Ben was clearly finding the situation equally unpleasant and obviously resented having been caught out in a lie for he said irritably, ‘I’m in an impossible situation here, Jasmyn. You were his wife - there are things that I just can’t say to you about him.’
‘Like what?’ I asked, startled. ‘Why should me being his wife make any difference?’
‘Because you saw him in a different way from everyone else! You loved him more than anybody else! And I don’t want to say anything that will . . . that will hurt you.’
‘Don’t be ridiculous! Nothing you can say will make him any more dead than he already is, so how bad can it possibly be? I want you to tell me anything and everything you’ve left out and I want you to tell me right now!’
I desperately wished that I had some bargaining chip of my own to use but the truth was that I was absolutely powerless to make Ben tell me anything and he knew it. If he didn’t want to tell me, there was nothing I could do to force him.
‘I don’t even know if it’s true,’ he said sullenly, raising his right arm to massage his left shoulder as if it ached. ‘It’s just something Jaxon told me about Liam.’
‘Well, tell me and maybe I’ll know if it’s true.’
Ben met my gaze reluctantly. ‘I don’t think you will.’
‘Tell me anyway,’ I said through gritted teeth.
‘All right, fine,’ he
said, throwing up his hands. ‘But don’t say I didn’t try to avoid this. Jaxon told me . . . he told me that he thought Liam had another woman here somewhere around Neuschwanstein.’
I stared at Ben in silence for a moment before laughter bubbled up in my chest and burst from my lips. It was actually something of a relief to realise that Ben did not, after all, know more about my husband than I did. I shook my head. ‘Liam didn’t have a woman here in Germany or anywhere else.’
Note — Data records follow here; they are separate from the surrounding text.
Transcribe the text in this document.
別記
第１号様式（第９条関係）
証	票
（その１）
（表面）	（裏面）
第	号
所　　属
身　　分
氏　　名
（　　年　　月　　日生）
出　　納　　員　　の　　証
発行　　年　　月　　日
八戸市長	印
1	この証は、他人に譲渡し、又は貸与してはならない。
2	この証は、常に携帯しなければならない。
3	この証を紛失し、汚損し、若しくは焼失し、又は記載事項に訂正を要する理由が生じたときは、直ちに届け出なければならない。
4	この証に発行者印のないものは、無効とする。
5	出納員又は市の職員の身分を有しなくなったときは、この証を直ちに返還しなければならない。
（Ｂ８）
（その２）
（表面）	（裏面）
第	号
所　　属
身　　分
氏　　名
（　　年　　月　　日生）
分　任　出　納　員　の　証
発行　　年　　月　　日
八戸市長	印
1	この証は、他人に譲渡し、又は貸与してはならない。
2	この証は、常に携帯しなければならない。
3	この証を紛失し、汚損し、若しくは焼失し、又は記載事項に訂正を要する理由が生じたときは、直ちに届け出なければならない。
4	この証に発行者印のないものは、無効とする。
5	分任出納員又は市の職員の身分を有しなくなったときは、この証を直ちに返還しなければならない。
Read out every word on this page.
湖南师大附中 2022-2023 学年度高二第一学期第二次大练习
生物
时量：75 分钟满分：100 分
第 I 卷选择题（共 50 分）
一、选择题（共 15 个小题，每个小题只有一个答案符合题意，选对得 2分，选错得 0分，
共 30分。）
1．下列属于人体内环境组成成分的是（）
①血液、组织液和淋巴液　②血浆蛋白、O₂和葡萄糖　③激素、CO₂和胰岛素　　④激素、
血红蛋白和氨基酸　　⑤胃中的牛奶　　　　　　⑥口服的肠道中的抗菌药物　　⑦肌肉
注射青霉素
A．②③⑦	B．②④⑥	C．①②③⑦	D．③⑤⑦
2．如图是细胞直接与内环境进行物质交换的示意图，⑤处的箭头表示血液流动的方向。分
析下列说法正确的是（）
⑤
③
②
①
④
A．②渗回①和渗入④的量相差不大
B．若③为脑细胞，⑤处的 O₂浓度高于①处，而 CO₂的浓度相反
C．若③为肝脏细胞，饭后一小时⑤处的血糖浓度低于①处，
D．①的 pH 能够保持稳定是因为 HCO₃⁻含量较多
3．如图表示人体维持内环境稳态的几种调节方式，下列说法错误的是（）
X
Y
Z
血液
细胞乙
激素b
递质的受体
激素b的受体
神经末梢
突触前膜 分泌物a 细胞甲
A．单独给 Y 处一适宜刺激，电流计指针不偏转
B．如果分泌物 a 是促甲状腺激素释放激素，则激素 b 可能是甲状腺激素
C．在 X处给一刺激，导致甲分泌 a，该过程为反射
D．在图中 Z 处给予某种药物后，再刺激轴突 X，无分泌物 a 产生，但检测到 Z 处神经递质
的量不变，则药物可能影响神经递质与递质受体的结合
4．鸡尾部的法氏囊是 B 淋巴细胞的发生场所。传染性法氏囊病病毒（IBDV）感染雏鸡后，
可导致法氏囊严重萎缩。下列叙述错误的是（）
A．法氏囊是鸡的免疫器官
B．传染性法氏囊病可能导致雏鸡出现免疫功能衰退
Ben sighed. ‘How can you possibly be sure of that?’ he asked in a quiet voice, fidgeting uncomfortably with the bread roll on his plate.
I smiled. ‘Liam would never, ever have cheated on me and nothing you can tell me about him will ever shake my faith in that, not ever.’
‘But the fact is that you can’t know. You weren’t even in the same country half the time.’
‘Look,’ I said, ‘if someone told you that Heidi had been unfaithful to you, would you ever believe it?’
Ben glanced at me. ‘Probably. She’s been unfaithful before.’
That threw me and I felt an embarrassed flush creep up my cheeks. ‘Oh. I’m sorry. But . . . in that case . . . why do you still want to marry her?’
Ben avoided my gaze and looked out of the window. ‘I don’t blame her for doing what she did,’ he said flatly. ‘Besides, I suppose I haven’t been entirely faithful myself.’
I sighed and said, ‘Well . . . I’m sorry. But ... Liam and I weren’t like that. I know that he loved me. And if he lied then he must have had a reason.’
‘Perhaps you’re right,’ Ben said. ‘But you must admit that a woman would explain some of this. It would explain why he kept sneaking off to Germany without telling you and why he lied about where he was going.’
‘It wouldn’t explain why he went to Paris though,’ I pointed out. ‘Unless you think he had a mistress there too?’